The 64-year-old Polish man was reluctant to leave his yacht when the ship, Key Opus, arrived on the scene after the man's yacht suffered steering failure 2,700km east of New Zealand.
The Rescue Coordination Centre contacted the New Zealand Defence Force to organise an Air Force P3K2 Orion to fly from New Zealand to the yacht with a Polish speaker onboard to convince him to be rescued.
After a four-hour flight, the Orion arrived at the scene just after 9am.
RCCNZ Search and Rescue Mission Co-ordinator Dave Wilson said the man spoke little English, a "hurdle we had to overcome".
"Once the Polish speaker - who was known to the man - made radio contact with him, he was able to convince him of the gravity of the situation and he agreed to leave his boat."

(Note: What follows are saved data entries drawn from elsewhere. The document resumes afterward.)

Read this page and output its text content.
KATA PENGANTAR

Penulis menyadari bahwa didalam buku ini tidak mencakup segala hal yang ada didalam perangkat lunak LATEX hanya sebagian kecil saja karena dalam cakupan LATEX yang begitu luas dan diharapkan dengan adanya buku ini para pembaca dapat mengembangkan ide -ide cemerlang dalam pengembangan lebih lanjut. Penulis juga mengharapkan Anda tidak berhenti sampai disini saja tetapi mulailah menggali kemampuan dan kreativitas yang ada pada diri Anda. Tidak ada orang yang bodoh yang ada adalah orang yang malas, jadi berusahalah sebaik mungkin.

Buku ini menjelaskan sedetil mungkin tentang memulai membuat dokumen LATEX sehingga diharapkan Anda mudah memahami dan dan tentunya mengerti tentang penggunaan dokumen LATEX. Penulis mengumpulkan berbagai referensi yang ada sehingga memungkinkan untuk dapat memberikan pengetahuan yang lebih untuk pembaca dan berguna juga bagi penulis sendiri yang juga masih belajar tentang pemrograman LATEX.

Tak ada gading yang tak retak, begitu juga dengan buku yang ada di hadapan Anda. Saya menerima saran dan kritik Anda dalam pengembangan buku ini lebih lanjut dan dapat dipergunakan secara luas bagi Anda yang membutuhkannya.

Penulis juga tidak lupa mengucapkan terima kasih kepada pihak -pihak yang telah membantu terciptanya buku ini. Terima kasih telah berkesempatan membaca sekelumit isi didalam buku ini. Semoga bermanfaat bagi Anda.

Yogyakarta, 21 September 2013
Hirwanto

The crew of the Key Opus dropped a net down the ship's side to allow the man to climb up, while the Orion continued to circle overhead.

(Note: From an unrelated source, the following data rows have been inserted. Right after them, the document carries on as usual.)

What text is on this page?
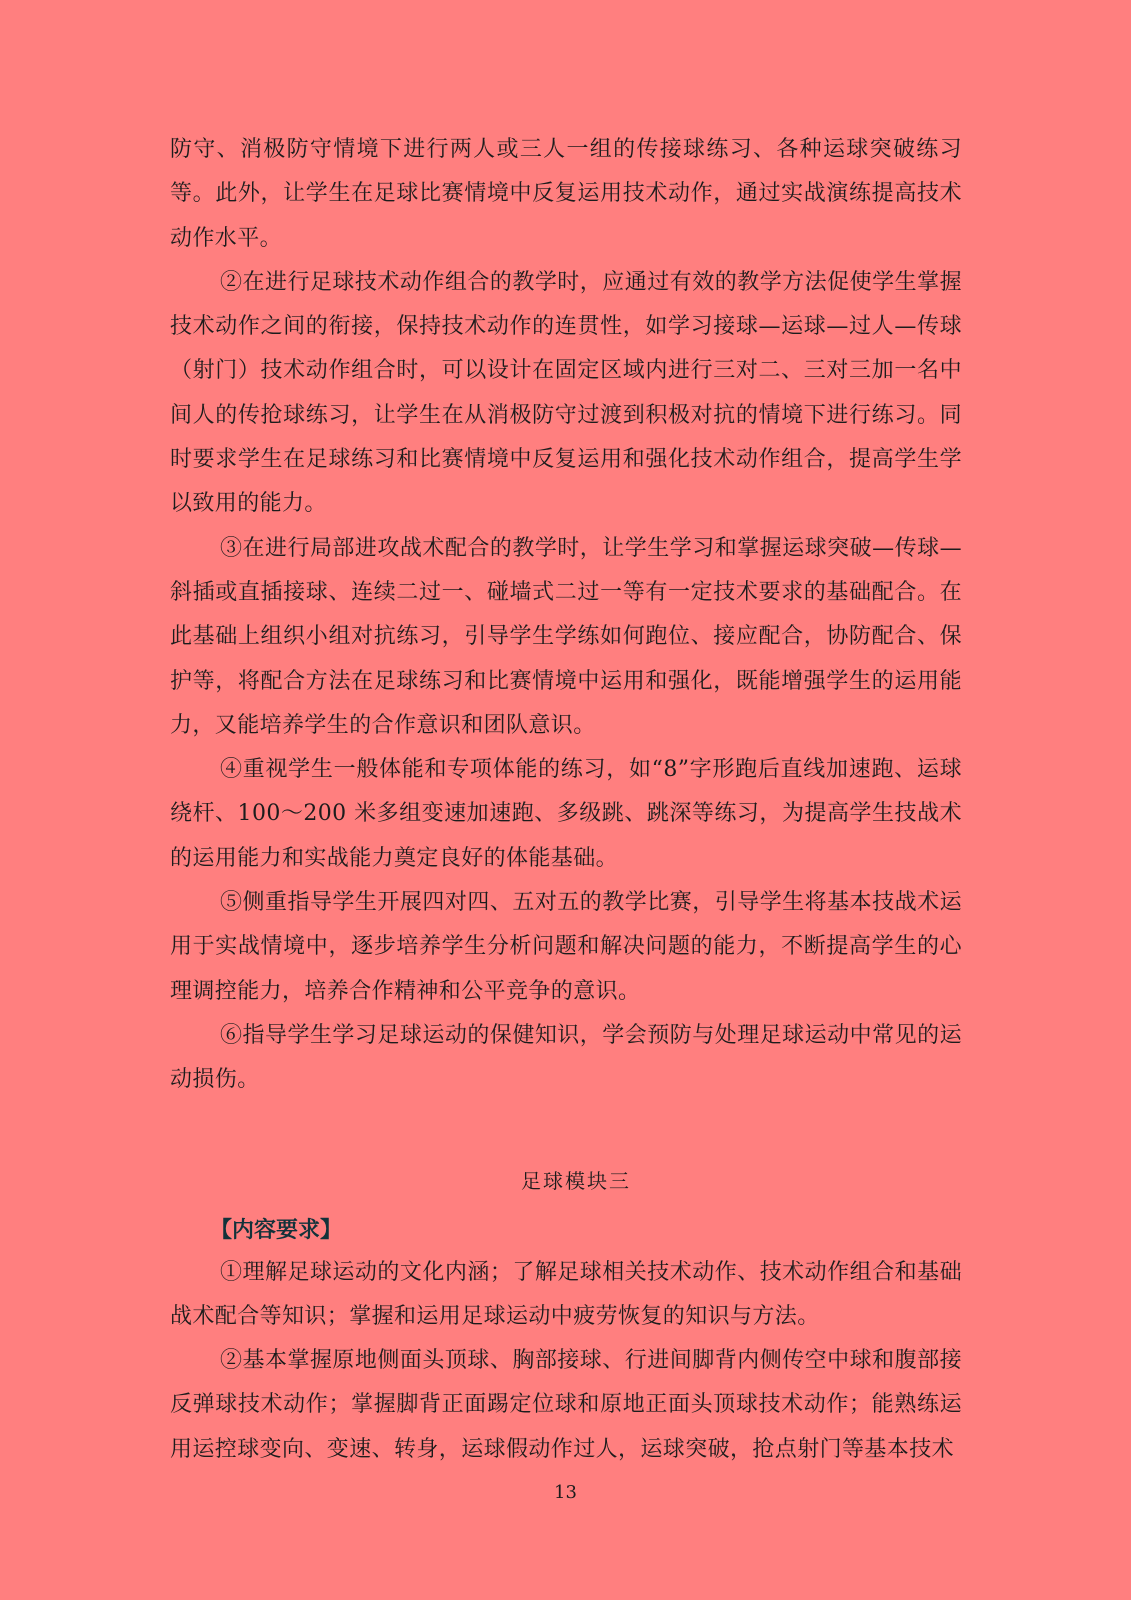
防守、消极防守情境下进行两人或三人一组的传接球练习、各种运球突破练习等。此外，让学生在足球比赛情境中反复运用技术动作，通过实战演练提高技术动作水平。

②在进行足球技术动作组合的教学时，应通过有效的教学方法促使学生掌握技术动作之间的衔接，保持技术动作的连贯性，如学习接球—运球—过人—传球（射门）技术动作组合时，可以设计在固定区域内进行三对二、三对三加一名中间人的传抢球练习，让学生在从消极防守过渡到积极对抗的情境下进行练习。同时要求学生在足球练习和比赛情境中反复运用和强化技术动作组合，提高学生学以致用的能力。

③在进行局部进攻战术配合的教学时，让学生学习和掌握运球突破—传球—斜插或直插接球、连续二过一、碰墙式二过一等有一定技术要求的基础配合。在此基础上组织小组对抗练习，引导学生学练如何跑位、接应配合，协防配合、保护等，将配合方法在足球练习和比赛情境中运用和强化，既能增强学生的运用能力，又能培养学生的合作意识和团队意识。

④重视学生一般体能和专项体能的练习，如“8”字形跑后直线加速跑、运球绕杆、100～200 米多组变速加速跑、多级跳、跳深等练习，为提高学生技战术的运用能力和实战能力奠定良好的体能基础。

⑤侧重指导学生开展四对四、五对五的教学比赛，引导学生将基本技战术运用于实战情境中，逐步培养学生分析问题和解决问题的能力，不断提高学生的心理调控能力，培养合作精神和公平竞争的意识。

⑥指导学生学习足球运动的保健知识，学会预防与处理足球运动中常见的运动损伤。

足球模块三
【内容要求】

①理解足球运动的文化内涵；了解足球相关技术动作、技术动作组合和基础战术配合等知识；掌握和运用足球运动中疲劳恢复的知识与方法。

②基本掌握原地侧面头顶球、胸部接球、行进间脚背内侧传空中球和腹部接反弹球技术动作；掌握脚背正面踢定位球和原地正面头顶球技术动作；能熟练运用运控球变向、变速、转身，运球假动作过人，运球突破，抢点射门等基本技术

13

NZDF said the 10.6m yacht was on a solo round-the-world voyage, and had left Auckland on March 18. It was headed towards Cape Horn when it encountered major problems.
Weather conditions in the area have been rough throughout the operation, with 25 knot winds and a three-metre swell.
The RCC is broadcasting a warning for other vessels that the man's yacht is drifting in the area.
The alarm was activated 2660km east of Christchurch on Thursday, and the RCC has been managing the search since then.
"The fact it took two full days of sailing for the Key Opus to reach the man's position underscores the remoteness of this rescue," Wilson said.
"The man was in good spirits and understandably very happy to be rescued."
The man is now being taken to Chile, where he is expected to arrive on May 4.